Believe me, they needed to be shelved.
At about a third of the way into each of these doomed creations, the idea of spending hours just making things up, struck panic to my core. “These are your busy years”, said a voice that sounded akin to my hardworking, stoic grandmother, “You need to do something a bit more useful than daydreaming.”
The amount of hours that I need to glue my bum to the seat in order to produce a novel feels at odds with the demands of my single parent lifestyle. I’m sure that if I was destined to be a Doris Lessing type novelist, my teenagers demands for food, acne lotion (R395, for god’s sake) etc., would not deter me from shelving my kids rather than my novel and pitting my imagination against the blank page for interminable hours.
But honestly right now, I just don’t have it in me.
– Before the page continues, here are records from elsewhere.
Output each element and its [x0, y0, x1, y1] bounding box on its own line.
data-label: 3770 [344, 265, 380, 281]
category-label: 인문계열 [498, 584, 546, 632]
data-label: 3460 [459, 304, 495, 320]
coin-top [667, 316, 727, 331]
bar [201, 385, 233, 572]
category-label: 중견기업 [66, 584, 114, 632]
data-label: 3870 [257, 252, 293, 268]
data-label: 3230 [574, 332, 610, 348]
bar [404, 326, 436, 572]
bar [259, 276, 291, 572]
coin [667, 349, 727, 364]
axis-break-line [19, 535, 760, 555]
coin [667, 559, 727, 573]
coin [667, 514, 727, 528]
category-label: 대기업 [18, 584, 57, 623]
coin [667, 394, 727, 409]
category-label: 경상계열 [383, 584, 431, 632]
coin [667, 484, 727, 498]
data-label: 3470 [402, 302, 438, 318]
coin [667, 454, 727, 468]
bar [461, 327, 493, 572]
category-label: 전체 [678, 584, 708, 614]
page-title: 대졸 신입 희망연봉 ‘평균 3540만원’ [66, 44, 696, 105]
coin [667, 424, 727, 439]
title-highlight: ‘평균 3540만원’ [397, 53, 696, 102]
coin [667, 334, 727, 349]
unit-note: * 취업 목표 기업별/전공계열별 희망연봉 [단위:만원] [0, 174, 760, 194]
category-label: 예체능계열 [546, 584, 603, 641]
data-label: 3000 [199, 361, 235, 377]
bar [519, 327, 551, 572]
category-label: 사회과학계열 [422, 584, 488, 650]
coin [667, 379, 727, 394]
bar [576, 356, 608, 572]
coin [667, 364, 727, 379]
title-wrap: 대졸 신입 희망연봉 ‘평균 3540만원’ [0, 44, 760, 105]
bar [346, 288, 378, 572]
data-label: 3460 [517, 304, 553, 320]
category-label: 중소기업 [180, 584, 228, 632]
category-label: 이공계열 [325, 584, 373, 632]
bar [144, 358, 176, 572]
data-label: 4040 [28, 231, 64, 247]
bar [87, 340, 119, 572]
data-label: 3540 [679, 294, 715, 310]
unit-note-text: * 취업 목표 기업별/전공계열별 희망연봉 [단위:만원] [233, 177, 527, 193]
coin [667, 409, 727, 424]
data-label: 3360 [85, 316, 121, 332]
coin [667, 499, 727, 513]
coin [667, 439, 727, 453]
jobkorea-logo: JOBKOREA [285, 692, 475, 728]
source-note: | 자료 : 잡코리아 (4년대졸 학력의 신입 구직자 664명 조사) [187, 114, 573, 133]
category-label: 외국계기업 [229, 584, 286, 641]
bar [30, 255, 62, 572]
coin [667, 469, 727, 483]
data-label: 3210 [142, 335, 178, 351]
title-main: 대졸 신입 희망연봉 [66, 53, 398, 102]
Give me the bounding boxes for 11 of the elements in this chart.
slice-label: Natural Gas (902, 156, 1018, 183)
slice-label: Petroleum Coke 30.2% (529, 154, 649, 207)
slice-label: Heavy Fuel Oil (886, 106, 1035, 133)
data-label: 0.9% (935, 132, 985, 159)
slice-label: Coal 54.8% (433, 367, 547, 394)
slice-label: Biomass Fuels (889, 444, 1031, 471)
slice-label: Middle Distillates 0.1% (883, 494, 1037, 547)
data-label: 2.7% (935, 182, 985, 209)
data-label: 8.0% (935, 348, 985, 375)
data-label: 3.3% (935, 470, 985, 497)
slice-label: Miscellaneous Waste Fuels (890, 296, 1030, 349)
I’ve relegated my desire to write a novel to a more distant, and hopefully less financially constrained, future. Like you do when you put off that trip to Venice until the kids have finished college. I draw succour from the likes of Annie Prolux who wrote books about paving driveways until she wrote the astonishing Pulitzer winning “The Shipping News.”
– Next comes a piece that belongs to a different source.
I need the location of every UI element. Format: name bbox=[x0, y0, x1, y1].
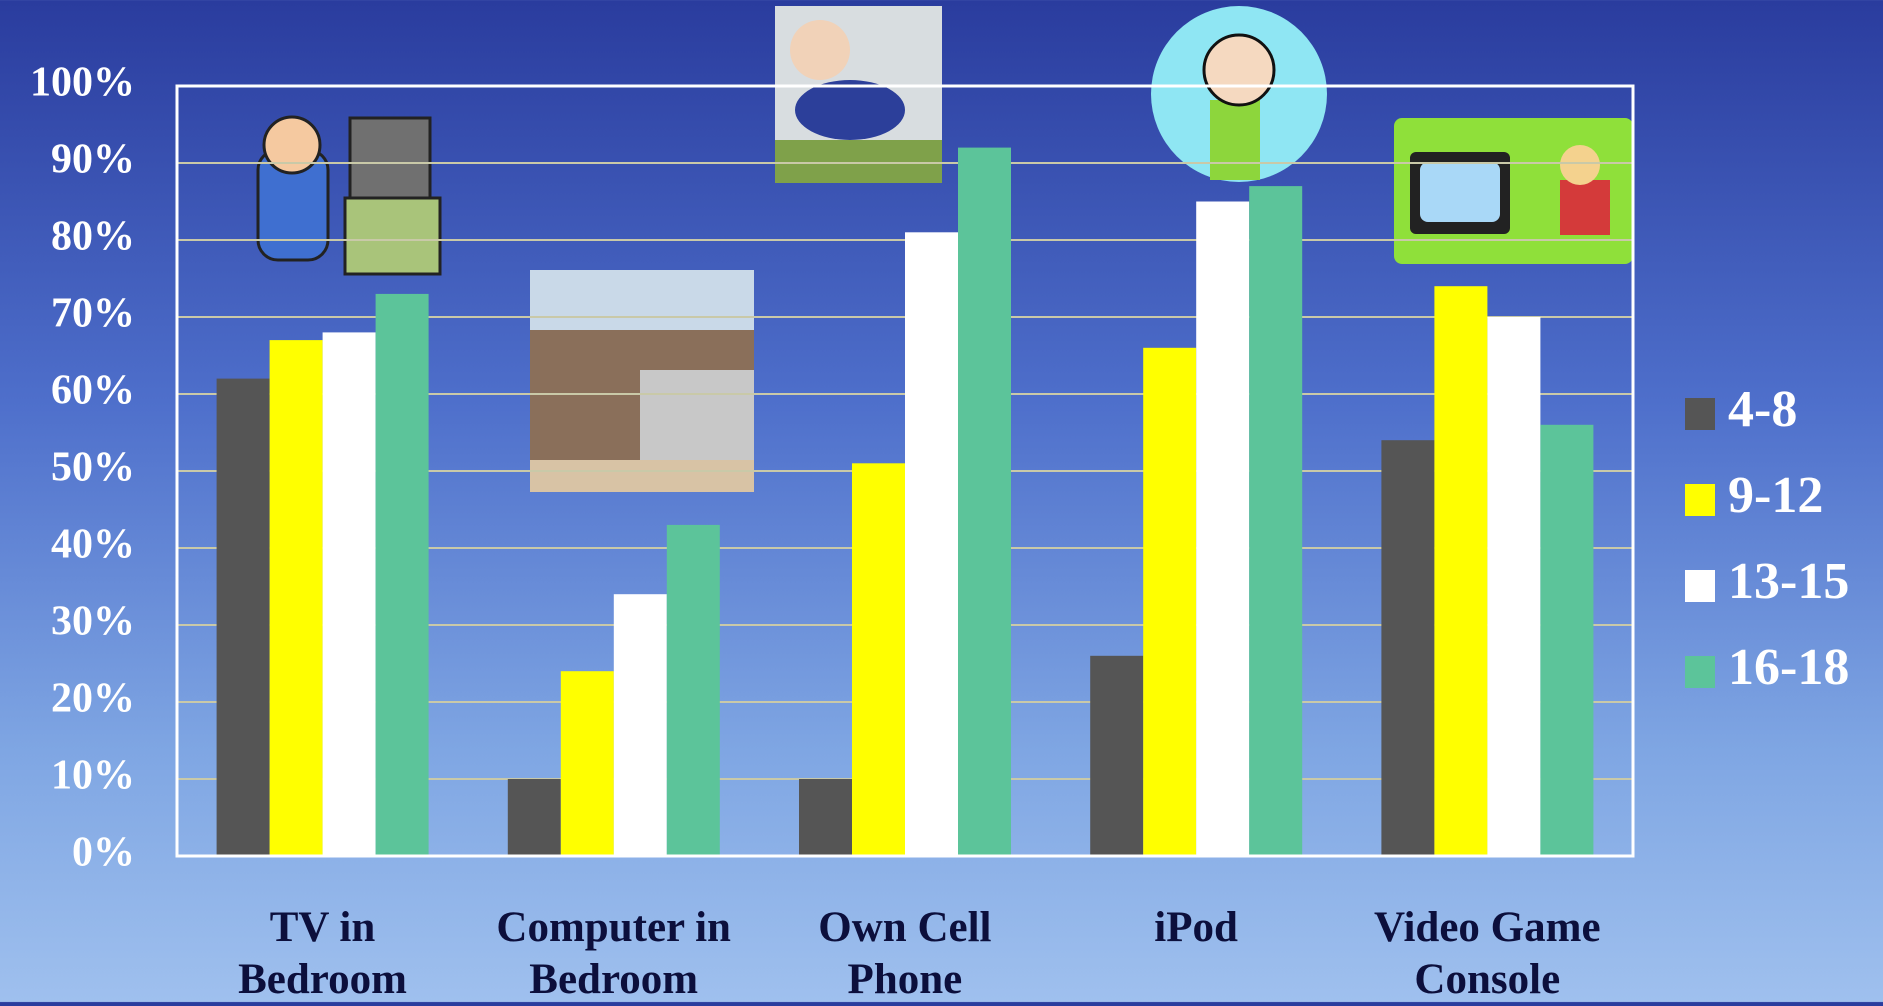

Meanwhile, I love my new job as a lecturer at City Varsity. Creative writing is part of the curriculum that I teach and while tweaking the course, I decided to spend 6 months preparing my students for their final assessment, which is a short, 3-5 000 word story.
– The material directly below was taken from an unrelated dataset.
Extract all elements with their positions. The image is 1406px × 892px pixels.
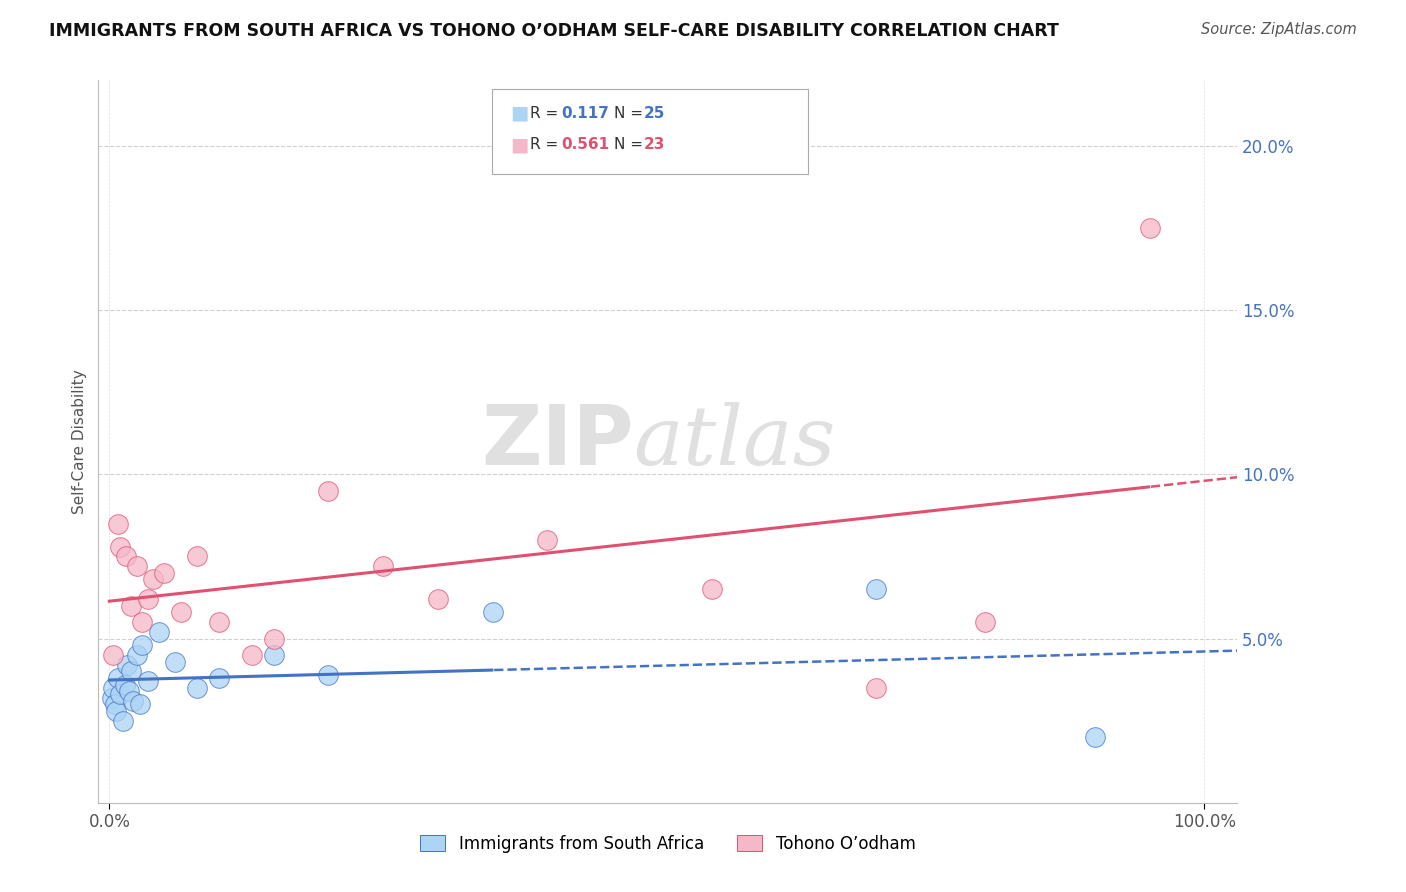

For fun, I’m adapting this to a 6 week course for adults (including myself) who are interested in writing a short story.
I started my short story research with Raymond Carver.
What Carver wrote the introduction to his short story collection, Where I’m Calling From, gave me inspiration to try writing in this form. He wrote, with candour, that he chose the short story form because he didn’t have time to write longer fiction. The need to provide for a family, and sustain a heavy drinking habit, left him with insufficient time to write a novel. He described how he loved to sit down and finish a story in one session.
given that i can’t manage the indefinite commitment required for a novel, maybe I can dedicate one day to writing and finishing a short Sunday.
Since fiction is my religion, I have decided to dedicate Sunday’s to writing a short story.
I’m starting this Sunday and have no idea where this will lead.
If anyone wants to join me, welcome.